I have been trying to understand why everyone marries so young here and I know that fucking is most of the guilt associated with that but the reality is as we are learning about the Catholics that perhaps abstinence and all is not a good idea and surpressing one’s sexuality also  not a good plan. Those two, however, are not explanations or reasons behind molesting children.  Abuse and molestation are not connected to those who chose to refrain from sex or who are Gay.  That said when one is forced to not be true to oneself there is a great deal of confusion, secrecy and frustration that often leads to bad  or misguided decisions. 

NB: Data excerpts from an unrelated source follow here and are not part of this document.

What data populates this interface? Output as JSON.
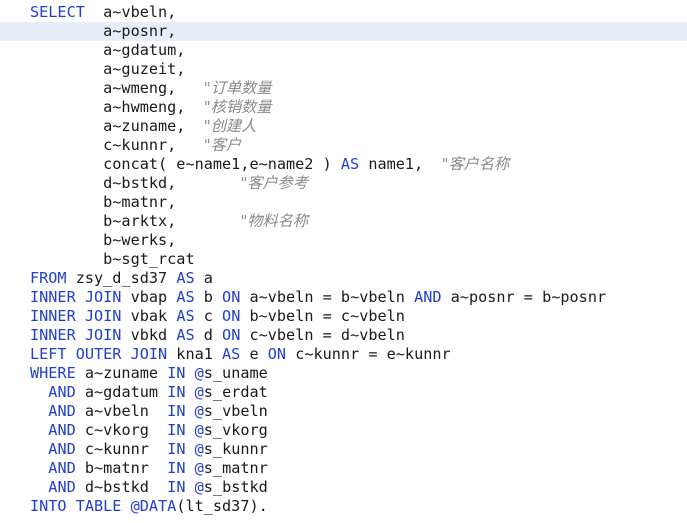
{
  "colors": {
    "keyword": "#1f3fcf",
    "text": "#1a1a1a",
    "comment": "#8a8a8a",
    "current_line": "#e8eef9",
    "background": "#ffffff"
  },
  "lines": [
    {
      "segments": [
        {
          "t": "kw",
          "v": "SELECT"
        },
        {
          "t": "id",
          "v": "  a~vbeln,"
        }
      ]
    },
    {
      "segments": [
        {
          "t": "id",
          "v": "        a~posnr,"
        }
      ]
    },
    {
      "segments": [
        {
          "t": "id",
          "v": "        a~gdatum,"
        }
      ]
    },
    {
      "segments": [
        {
          "t": "id",
          "v": "        a~guzeit,"
        }
      ]
    },
    {
      "segments": [
        {
          "t": "id",
          "v": "        a~wmeng,   "
        },
        {
          "t": "cm",
          "v": "\"订单数量"
        }
      ]
    },
    {
      "segments": [
        {
          "t": "id",
          "v": "        a~hwmeng,  "
        },
        {
          "t": "cm",
          "v": "\"核销数量"
        }
      ]
    },
    {
      "segments": [
        {
          "t": "id",
          "v": "        a~zuname,  "
        },
        {
          "t": "cm",
          "v": "\"创建人"
        }
      ]
    },
    {
      "segments": [
        {
          "t": "id",
          "v": "        c~kunnr,   "
        },
        {
          "t": "cm",
          "v": "\"客户"
        }
      ]
    },
    {
      "segments": [
        {
          "t": "id",
          "v": "        concat( e~name1,e~name2 ) "
        },
        {
          "t": "kw",
          "v": "AS"
        },
        {
          "t": "id",
          "v": " name1,  "
        },
        {
          "t": "cm",
          "v": "\"客户名称"
        }
      ]
    },
    {
      "segments": [
        {
          "t": "id",
          "v": "        d~bstkd,       "
        },
        {
          "t": "cm",
          "v": "\"客户参考"
        }
      ]
    },
    {
      "segments": [
        {
          "t": "id",
          "v": "        b~matnr,"
        }
      ]
    },
    {
      "segments": [
        {
          "t": "id",
          "v": "        b~arktx,       "
        },
        {
          "t": "cm",
          "v": "\"物料名称"
        }
      ]
    },
    {
      "segments": [
        {
          "t": "id",
          "v": "        b~werks,"
        }
      ]
    },
    {
      "segments": [
        {
          "t": "id",
          "v": "        b~sgt_rcat"
        }
      ]
    },
    {
      "segments": [
        {
          "t": "kw",
          "v": "FROM"
        },
        {
          "t": "id",
          "v": " zsy_d_sd37 "
        },
        {
          "t": "kw",
          "v": "AS"
        },
        {
          "t": "id",
          "v": " a"
        }
      ]
    },
    {
      "segments": [
        {
          "t": "kw",
          "v": "INNER JOIN"
        },
        {
          "t": "id",
          "v": " vbap "
        },
        {
          "t": "kw",
          "v": "AS"
        },
        {
          "t": "id",
          "v": " b "
        },
        {
          "t": "kw",
          "v": "ON"
        },
        {
          "t": "id",
          "v": " a~vbeln = b~vbeln "
        },
        {
          "t": "kw",
          "v": "AND"
        },
        {
          "t": "id",
          "v": " a~posnr = b~posnr"
        }
      ]
    },
    {
      "segments": [
        {
          "t": "kw",
          "v": "INNER JOIN"
        },
        {
          "t": "id",
          "v": " vbak "
        },
        {
          "t": "kw",
          "v": "AS"
        },
        {
          "t": "id",
          "v": " c "
        },
        {
          "t": "kw",
          "v": "ON"
        },
        {
          "t": "id",
          "v": " b~vbeln = c~vbeln"
        }
      ]
    },
    {
      "segments": [
        {
          "t": "kw",
          "v": "INNER JOIN"
        },
        {
          "t": "id",
          "v": " vbkd "
        },
        {
          "t": "kw",
          "v": "AS"
        },
        {
          "t": "id",
          "v": " d "
        },
        {
          "t": "kw",
          "v": "ON"
        },
        {
          "t": "id",
          "v": " c~vbeln = d~vbeln"
        }
      ]
    },
    {
      "segments": [
        {
          "t": "kw",
          "v": "LEFT OUTER JOIN"
        },
        {
          "t": "id",
          "v": " kna1 "
        },
        {
          "t": "kw",
          "v": "AS"
        },
        {
          "t": "id",
          "v": " e "
        },
        {
          "t": "kw",
          "v": "ON"
        },
        {
          "t": "id",
          "v": " c~kunnr = e~kunnr"
        }
      ]
    },
    {
      "segments": [
        {
          "t": "kw",
          "v": "WHERE"
        },
        {
          "t": "id",
          "v": " a~zuname "
        },
        {
          "t": "kw",
          "v": "IN"
        },
        {
          "t": "id",
          "v": " "
        },
        {
          "t": "kw",
          "v": "@"
        },
        {
          "t": "id",
          "v": "s_uname"
        }
      ]
    },
    {
      "segments": [
        {
          "t": "id",
          "v": "  "
        },
        {
          "t": "kw",
          "v": "AND"
        },
        {
          "t": "id",
          "v": " a~gdatum "
        },
        {
          "t": "kw",
          "v": "IN"
        },
        {
          "t": "id",
          "v": " "
        },
        {
          "t": "kw",
          "v": "@"
        },
        {
          "t": "id",
          "v": "s_erdat"
        }
      ]
    },
    {
      "segments": [
        {
          "t": "id",
          "v": "  "
        },
        {
          "t": "kw",
          "v": "AND"
        },
        {
          "t": "id",
          "v": " a~vbeln  "
        },
        {
          "t": "kw",
          "v": "IN"
        },
        {
          "t": "id",
          "v": " "
        },
        {
          "t": "kw",
          "v": "@"
        },
        {
          "t": "id",
          "v": "s_vbeln"
        }
      ]
    },
    {
      "segments": [
        {
          "t": "id",
          "v": "  "
        },
        {
          "t": "kw",
          "v": "AND"
        },
        {
          "t": "id",
          "v": " c~vkorg  "
        },
        {
          "t": "kw",
          "v": "IN"
        },
        {
          "t": "id",
          "v": " "
        },
        {
          "t": "kw",
          "v": "@"
        },
        {
          "t": "id",
          "v": "s_vkorg"
        }
      ]
    },
    {
      "segments": [
        {
          "t": "id",
          "v": "  "
        },
        {
          "t": "kw",
          "v": "AND"
        },
        {
          "t": "id",
          "v": " c~kunnr  "
        },
        {
          "t": "kw",
          "v": "IN"
        },
        {
          "t": "id",
          "v": " "
        },
        {
          "t": "kw",
          "v": "@"
        },
        {
          "t": "id",
          "v": "s_kunnr"
        }
      ]
    },
    {
      "segments": [
        {
          "t": "id",
          "v": "  "
        },
        {
          "t": "kw",
          "v": "AND"
        },
        {
          "t": "id",
          "v": " b~matnr  "
        },
        {
          "t": "kw",
          "v": "IN"
        },
        {
          "t": "id",
          "v": " "
        },
        {
          "t": "kw",
          "v": "@"
        },
        {
          "t": "id",
          "v": "s_matnr"
        }
      ]
    },
    {
      "segments": [
        {
          "t": "id",
          "v": "  "
        },
        {
          "t": "kw",
          "v": "AND"
        },
        {
          "t": "id",
          "v": " d~bstkd  "
        },
        {
          "t": "kw",
          "v": "IN"
        },
        {
          "t": "id",
          "v": " "
        },
        {
          "t": "kw",
          "v": "@"
        },
        {
          "t": "id",
          "v": "s_bstkd"
        }
      ]
    },
    {
      "segments": [
        {
          "t": "kw",
          "v": "INTO TABLE"
        },
        {
          "t": "id",
          "v": " "
        },
        {
          "t": "kw",
          "v": "@DATA"
        },
        {
          "t": "id",
          "v": "(lt_sd37)."
        }
      ]
    }
  ],
  "current_line": 2
}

Rape is I am afraid no longer just about power it is about sex and about the ability to exploit power to simply think that rules are not applicable when you are in power.   And that means about everything from sex to money to laws.   We are learning that fame and power are too high of an intoxicant to think that what you are doing is forcing consent you are simply manipulating what would have happened anyway, right? No but the mind of a moronic horned up man who is drunk on his power feels no empathy for his victims.   The recent Ryan Adams saga is another story about someone who used drugs and women equally with no concept of what damage either was doing.  R. Kelly was famous and made money and that regardless if it was true then why had no one called the Police. Well maybe this is what they mean when they refer to Black Women as disposable but again I seriously doubt that if they were white it would be any different.   Or gay right? Ask that about Bryan Singer or Kevin Spacey’s victims. 

So what State should all victims of rape move to? Utah? That Mormon thing would enable a large family type situation and they are sort of like a cult that would work?  I like Wyoming it gave us Dick Cheney and that is one special type of sociopath.  At least he is not a Rapist.